My tenant is late on rent and using Christmas as an excuse, what can I do?
Whilst you have to speak with them about this issue, do not bombard your tenant continually via phone or email demanding payment, and definitely don’t turn up at the property unannounced. Frustratingly, despite your tenant breaking the terms of your legal a legal agreement, the law is on their side - your property is their home, and if you are deemed to be harassing them for your money this can reflect very badly on you.
When you do make contact, ensure that any communication you do have them is recorded. Try and communicate over email if possible so you have written verification of what was said and when. If a phone call is made, note down the time and date, and what was said during the call immediately. Should the case ever progress to a legal situation, it’s important to have these records.
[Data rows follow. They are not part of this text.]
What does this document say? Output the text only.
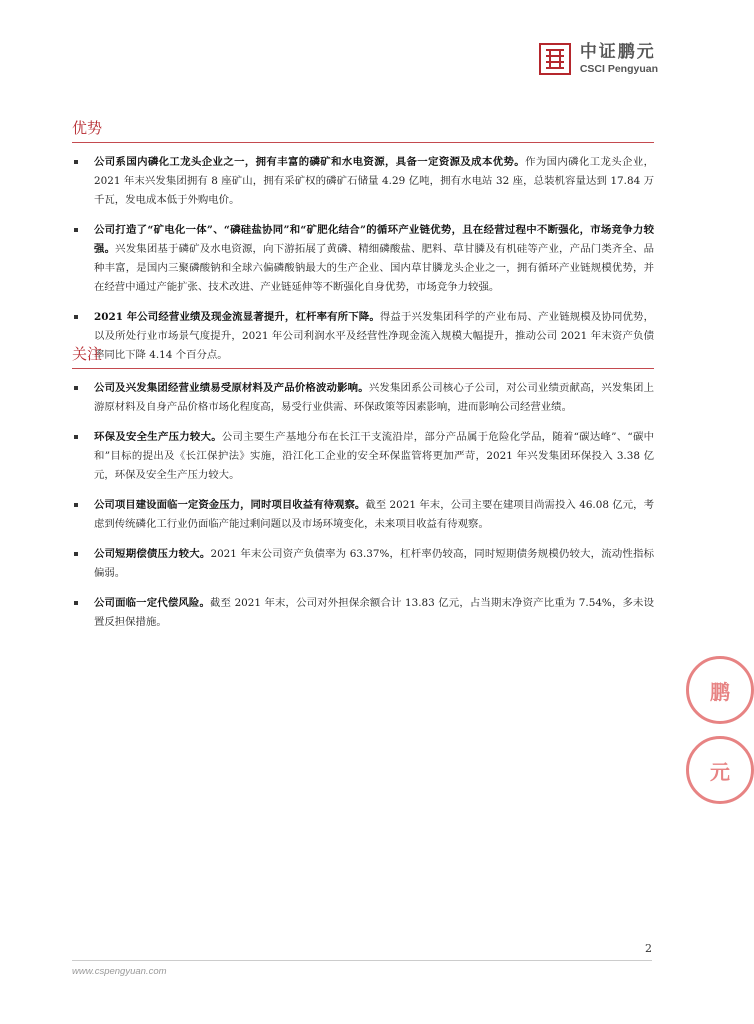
中证鹏元
CSCI Pengyuan
优势
公司系国内磷化工龙头企业之一，拥有丰富的磷矿和水电资源，具备一定资源及成本优势。作为国内磷化工龙头企业，2021 年末兴发集团拥有 8 座矿山，拥有采矿权的磷矿石储量 4.29 亿吨，拥有水电站 32 座，总装机容量达到 17.84 万千瓦，发电成本低于外购电价。
公司打造了“矿电化一体”、“磷硅盐协同”和“矿肥化结合”的循环产业链优势，且在经营过程中不断强化，市场竞争力较强。兴发集团基于磷矿及水电资源，向下游拓展了黄磷、精细磷酸盐、肥料、草甘膦及有机硅等产业，产品门类齐全、品种丰富，是国内三聚磷酸钠和全球六偏磷酸钠最大的生产企业、国内草甘膦龙头企业之一，拥有循环产业链规模优势，并在经营中通过产能扩张、技术改进、产业链延伸等不断强化自身优势，市场竞争力较强。
2021 年公司经营业绩及现金流显著提升，杠杆率有所下降。得益于兴发集团科学的产业布局、产业链规模及协同优势，以及所处行业市场景气度提升，2021 年公司利润水平及经营性净现金流入规模大幅提升，推动公司 2021 年末资产负债率同比下降 4.14 个百分点。
关注
公司及兴发集团经营业绩易受原材料及产品价格波动影响。兴发集团系公司核心子公司，对公司业绩贡献高，兴发集团上游原材料及自身产品价格市场化程度高，易受行业供需、环保政策等因素影响，进而影响公司经营业绩。
环保及安全生产压力较大。公司主要生产基地分布在长江干支流沿岸，部分产品属于危险化学品，随着“碳达峰”、“碳中和”目标的提出及《长江保护法》实施，沿江化工企业的安全环保监管将更加严苛，2021 年兴发集团环保投入 3.38 亿元，环保及安全生产压力较大。
公司项目建设面临一定资金压力，同时项目收益有待观察。截至 2021 年末，公司主要在建项目尚需投入 46.08 亿元，考虑到传统磷化工行业仍面临产能过剩问题以及市场环境变化，未来项目收益有待观察。
公司短期偿债压力较大。2021 年末公司资产负债率为 63.37%，杠杆率仍较高，同时短期债务规模仍较大，流动性指标偏弱。
公司面临一定代偿风险。截至 2021 年末，公司对外担保余额合计 13.83 亿元，占当期末净资产比重为 7.54%，多未设置反担保措施。
鹏
元
2
www.cspengyuan.com
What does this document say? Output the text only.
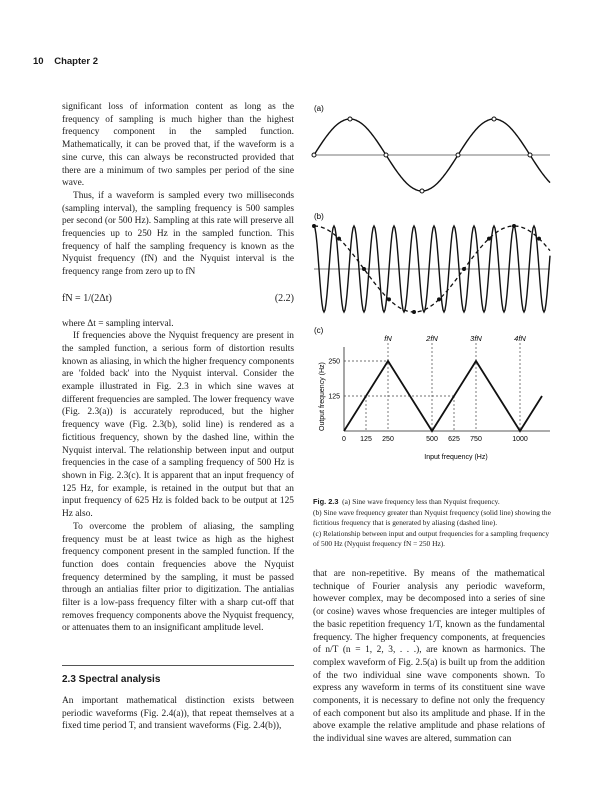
10 Chapter 2

significant loss of information content as long as the frequency of sampling is much higher than the highest frequency component in the sampled function. Mathematically, it can be proved that, if the waveform is a sine curve, this can always be reconstructed provided that there are a minimum of two samples per period of the sine wave.

Thus, if a waveform is sampled every two milliseconds (sampling interval), the sampling frequency is 500 samples per second (or 500 Hz). Sampling at this rate will preserve all frequencies up to 250 Hz in the sampled function. This frequency of half the sampling frequency is known as the Nyquist frequency (fN) and the Nyquist interval is the frequency range from zero up to fN

fN = 1/(2Δt)	(2.2)

where Δt = sampling interval.

If frequencies above the Nyquist frequency are present in the sampled function, a serious form of distortion results known as aliasing, in which the higher frequency components are 'folded back' into the Nyquist interval. Consider the example illustrated in Fig. 2.3 in which sine waves at different frequencies are sampled. The lower frequency wave (Fig. 2.3(a)) is accurately reproduced, but the higher frequency wave (Fig. 2.3(b), solid line) is rendered as a fictitious frequency, shown by the dashed line, within the Nyquist interval. The relationship between input and output frequencies in the case of a sampling frequency of 500 Hz is shown in Fig. 2.3(c). It is apparent that an input frequency of 125 Hz, for example, is retained in the output but that an input frequency of 625 Hz is folded back to be output at 125 Hz also.

To overcome the problem of aliasing, the sampling frequency must be at least twice as high as the highest frequency component present in the sampled function. If the function does contain frequencies above the Nyquist frequency determined by the sampling, it must be passed through an antialias filter prior to digitization. The antialias filter is a low-pass frequency filter with a sharp cut-off that removes frequency components above the Nyquist frequency, or attenuates them to an insignificant amplitude level.

2.3 Spectral analysis

An important mathematical distinction exists between periodic waveforms (Fig. 2.4(a)), that repeat themselves at a fixed time period T, and transient waveforms (Fig. 2.4(b)),

(a)
(b)
(c)
Output frequency (Hz)
fN	2fN	3fN	4fN
250
125
0 125 250	500 625 750	1000
Input frequency (Hz)
Fig. 2.3 (a) Sine wave frequency less than Nyquist frequency.
(b) Sine wave frequency greater than Nyquist frequency (solid line) showing the fictitious frequency that is generated by aliasing (dashed line).
(c) Relationship between input and output frequencies for a sampling frequency of 500 Hz (Nyquist frequency fN = 250 Hz).

that are non-repetitive. By means of the mathematical technique of Fourier analysis any periodic waveform, however complex, may be decomposed into a series of sine (or cosine) waves whose frequencies are integer multiples of the basic repetition frequency 1/T, known as the fundamental frequency. The higher frequency components, at frequencies of n/T (n = 1, 2, 3, . . .), are known as harmonics. The complex waveform of Fig. 2.5(a) is built up from the addition of the two individual sine wave components shown. To express any waveform in terms of its constituent sine wave components, it is necessary to define not only the frequency of each component but also its amplitude and phase. If in the above example the relative amplitude and phase relations of the individual sine waves are altered, summation can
Accept that if your tenant is finding it hard to come up the money for rent one month, this situation may take time to resolve and there is a possibility that the money may never be forthcoming –after all, trying to get money out of someone who simply doesn’t have it is an impossible task. Plan to have a contingency plan in place for if your tenant ever lets you down with rent. You don’t want your cash flow to be affected because theirs is.
If the couple of days at Christmas turns into a couple of months into new year, you can take action. You can issue a Section 21 Notice of Possession', which is a legal eviction notice that you give to your tenant to regain possession of your property.